Monday, August 25, 2008

Indian rupee weakens as stronger dollar weighs

MUMBAI, Aug 25 (Reuters) - The Indian rupee weakened on Monday as the dollar rose against a host of currencies, with heavy demand for the U.S. unit from local oil refiners adding to the downward pressure.

The partially convertible rupee ended at 43.79/80 per dollar, 0.8 percent weaker than Friday's close of 43.425/435. It hit a 17-month low of 43.87 last week.

The rupee has shed 2.8 percent in August, taking its losses to 10 percent so far in 2008.

"Rupee depreciated due to the dollar's recovery against majors and other Asian currencies.

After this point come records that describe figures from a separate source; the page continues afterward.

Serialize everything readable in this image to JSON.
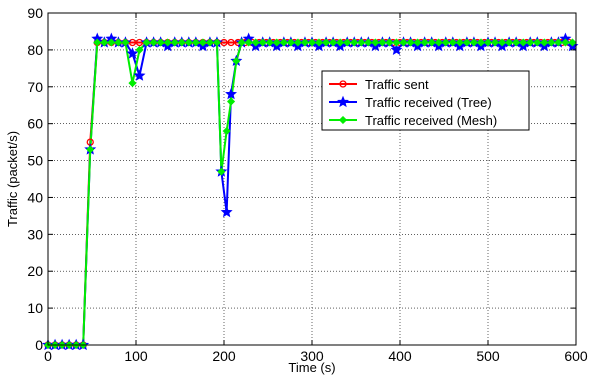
{
  "chart_data": {
    "type": "line",
    "title": "",
    "xlabel": "Time (s)",
    "ylabel": "Traffic (packet/s)",
    "xlim": [
      0,
      600
    ],
    "ylim": [
      0,
      90
    ],
    "xticks": [
      0,
      100,
      200,
      300,
      400,
      500,
      600
    ],
    "yticks": [
      0,
      10,
      20,
      30,
      40,
      50,
      60,
      70,
      80,
      90
    ],
    "xtick_labels": [
      "0",
      "100",
      "200",
      "300",
      "400",
      "500",
      "600"
    ],
    "ytick_labels": [
      "0",
      "10",
      "20",
      "30",
      "40",
      "50",
      "60",
      "70",
      "80",
      "90"
    ],
    "grid": true,
    "legend_position": "right",
    "series": [
      {
        "name": "Traffic sent",
        "color": "#ff0000",
        "marker": "circle",
        "points": [
          [
            0,
            0
          ],
          [
            8,
            0
          ],
          [
            16,
            0
          ],
          [
            24,
            0
          ],
          [
            32,
            0
          ],
          [
            40,
            0
          ],
          [
            48,
            55
          ],
          [
            56,
            82
          ],
          [
            64,
            82
          ],
          [
            72,
            82
          ],
          [
            80,
            82
          ],
          [
            88,
            82
          ],
          [
            96,
            82
          ],
          [
            104,
            82
          ],
          [
            112,
            82
          ],
          [
            120,
            82
          ],
          [
            128,
            82
          ],
          [
            136,
            82
          ],
          [
            144,
            82
          ],
          [
            152,
            82
          ],
          [
            160,
            82
          ],
          [
            168,
            82
          ],
          [
            176,
            82
          ],
          [
            184,
            82
          ],
          [
            192,
            82
          ],
          [
            200,
            82
          ],
          [
            208,
            82
          ],
          [
            216,
            82
          ],
          [
            224,
            82
          ],
          [
            232,
            82
          ],
          [
            240,
            82
          ],
          [
            248,
            82
          ],
          [
            256,
            82
          ],
          [
            264,
            82
          ],
          [
            272,
            82
          ],
          [
            280,
            82
          ],
          [
            288,
            82
          ],
          [
            296,
            82
          ],
          [
            304,
            82
          ],
          [
            312,
            82
          ],
          [
            320,
            82
          ],
          [
            328,
            82
          ],
          [
            336,
            82
          ],
          [
            344,
            82
          ],
          [
            352,
            82
          ],
          [
            360,
            82
          ],
          [
            368,
            82
          ],
          [
            376,
            82
          ],
          [
            384,
            82
          ],
          [
            392,
            82
          ],
          [
            400,
            82
          ],
          [
            408,
            82
          ],
          [
            416,
            82
          ],
          [
            424,
            82
          ],
          [
            432,
            82
          ],
          [
            440,
            82
          ],
          [
            448,
            82
          ],
          [
            456,
            82
          ],
          [
            464,
            82
          ],
          [
            472,
            82
          ],
          [
            480,
            82
          ],
          [
            488,
            82
          ],
          [
            496,
            82
          ],
          [
            504,
            82
          ],
          [
            512,
            82
          ],
          [
            520,
            82
          ],
          [
            528,
            82
          ],
          [
            536,
            82
          ],
          [
            544,
            82
          ],
          [
            552,
            82
          ],
          [
            560,
            82
          ],
          [
            568,
            82
          ],
          [
            576,
            82
          ],
          [
            584,
            82
          ],
          [
            592,
            82
          ]
        ]
      },
      {
        "name": "Traffic received (Tree)",
        "color": "#0000ff",
        "marker": "star",
        "points": [
          [
            0,
            0
          ],
          [
            8,
            0
          ],
          [
            16,
            0
          ],
          [
            24,
            0
          ],
          [
            32,
            0
          ],
          [
            40,
            0
          ],
          [
            48,
            53
          ],
          [
            56,
            83
          ],
          [
            64,
            82
          ],
          [
            72,
            83
          ],
          [
            80,
            82
          ],
          [
            88,
            82
          ],
          [
            96,
            79
          ],
          [
            104,
            73
          ],
          [
            112,
            82
          ],
          [
            120,
            82
          ],
          [
            128,
            82
          ],
          [
            136,
            81
          ],
          [
            144,
            82
          ],
          [
            152,
            82
          ],
          [
            160,
            82
          ],
          [
            168,
            82
          ],
          [
            176,
            81
          ],
          [
            184,
            82
          ],
          [
            192,
            82
          ],
          [
            197,
            47
          ],
          [
            203,
            36
          ],
          [
            208,
            68
          ],
          [
            214,
            77
          ],
          [
            220,
            82
          ],
          [
            228,
            83
          ],
          [
            236,
            81
          ],
          [
            244,
            82
          ],
          [
            252,
            82
          ],
          [
            260,
            81
          ],
          [
            268,
            82
          ],
          [
            276,
            82
          ],
          [
            284,
            81
          ],
          [
            292,
            82
          ],
          [
            300,
            82
          ],
          [
            308,
            81
          ],
          [
            316,
            82
          ],
          [
            324,
            82
          ],
          [
            332,
            81
          ],
          [
            340,
            82
          ],
          [
            348,
            82
          ],
          [
            356,
            82
          ],
          [
            364,
            82
          ],
          [
            372,
            81
          ],
          [
            380,
            82
          ],
          [
            388,
            82
          ],
          [
            396,
            80
          ],
          [
            404,
            82
          ],
          [
            412,
            82
          ],
          [
            420,
            81
          ],
          [
            428,
            82
          ],
          [
            436,
            82
          ],
          [
            444,
            81
          ],
          [
            452,
            82
          ],
          [
            460,
            82
          ],
          [
            468,
            81
          ],
          [
            476,
            82
          ],
          [
            484,
            82
          ],
          [
            492,
            81
          ],
          [
            500,
            82
          ],
          [
            508,
            82
          ],
          [
            516,
            81
          ],
          [
            524,
            82
          ],
          [
            532,
            82
          ],
          [
            540,
            81
          ],
          [
            548,
            82
          ],
          [
            556,
            82
          ],
          [
            564,
            81
          ],
          [
            572,
            82
          ],
          [
            580,
            82
          ],
          [
            588,
            83
          ],
          [
            596,
            81
          ]
        ]
      },
      {
        "name": "Traffic received (Mesh)",
        "color": "#00ee00",
        "marker": "diamond",
        "points": [
          [
            0,
            0
          ],
          [
            8,
            0
          ],
          [
            16,
            0
          ],
          [
            24,
            0
          ],
          [
            32,
            0
          ],
          [
            40,
            0
          ],
          [
            48,
            53
          ],
          [
            56,
            82
          ],
          [
            64,
            82
          ],
          [
            72,
            82
          ],
          [
            80,
            82
          ],
          [
            88,
            82
          ],
          [
            96,
            71
          ],
          [
            104,
            80
          ],
          [
            112,
            82
          ],
          [
            120,
            82
          ],
          [
            128,
            82
          ],
          [
            136,
            82
          ],
          [
            144,
            82
          ],
          [
            152,
            82
          ],
          [
            160,
            82
          ],
          [
            168,
            82
          ],
          [
            176,
            82
          ],
          [
            184,
            82
          ],
          [
            192,
            82
          ],
          [
            197,
            47
          ],
          [
            203,
            58
          ],
          [
            208,
            66
          ],
          [
            214,
            77
          ],
          [
            220,
            82
          ],
          [
            228,
            82
          ],
          [
            236,
            82
          ],
          [
            244,
            82
          ],
          [
            252,
            82
          ],
          [
            260,
            82
          ],
          [
            268,
            82
          ],
          [
            276,
            82
          ],
          [
            284,
            82
          ],
          [
            292,
            82
          ],
          [
            300,
            82
          ],
          [
            308,
            82
          ],
          [
            316,
            82
          ],
          [
            324,
            82
          ],
          [
            332,
            82
          ],
          [
            340,
            82
          ],
          [
            348,
            82
          ],
          [
            356,
            82
          ],
          [
            364,
            82
          ],
          [
            372,
            82
          ],
          [
            380,
            82
          ],
          [
            388,
            82
          ],
          [
            396,
            82
          ],
          [
            404,
            82
          ],
          [
            412,
            82
          ],
          [
            420,
            82
          ],
          [
            428,
            82
          ],
          [
            436,
            82
          ],
          [
            444,
            82
          ],
          [
            452,
            82
          ],
          [
            460,
            82
          ],
          [
            468,
            82
          ],
          [
            476,
            82
          ],
          [
            484,
            82
          ],
          [
            492,
            82
          ],
          [
            500,
            82
          ],
          [
            508,
            82
          ],
          [
            516,
            82
          ],
          [
            524,
            82
          ],
          [
            532,
            82
          ],
          [
            540,
            82
          ],
          [
            548,
            82
          ],
          [
            556,
            82
          ],
          [
            564,
            82
          ],
          [
            572,
            82
          ],
          [
            580,
            82
          ],
          [
            588,
            82
          ],
          [
            596,
            82
          ]
        ]
      }
    ]
  }
}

There was also some dollar demand from oil companies and squaring of short speculative dollar positions,"said L. Subramanian, the chief dealer with ICICI Bank.

One-month offshore non-deliverable forward contracts PYNDF were quoting at 43.96/44.03, weaker than the onshore rate.

The British pound hit two-year lows against a broadly stronger dollar on Monday, with stalled UK economic activity seen as another example of growing economic malaise outside the United StatesDealers said dollar demand from oil refiners, the largest buyers of the U.S. currency in the local market weighed on the local unit.

Oil CLc1, India's biggest import, was trading above $115 as some investors saw buying opportunities after prices posted their biggest one-day slide in percentage terms since 2004 in the previous session. See [O/R].

Indian shares posted a modest gain on Monday after an early rally ran out of steam. Foreigners have been net sellers of more than $7 billion of stocks so far this year, a sharp turnaround from 2007 when record net inflows of $17.4 billion pushed the rupee towards 10-year highs.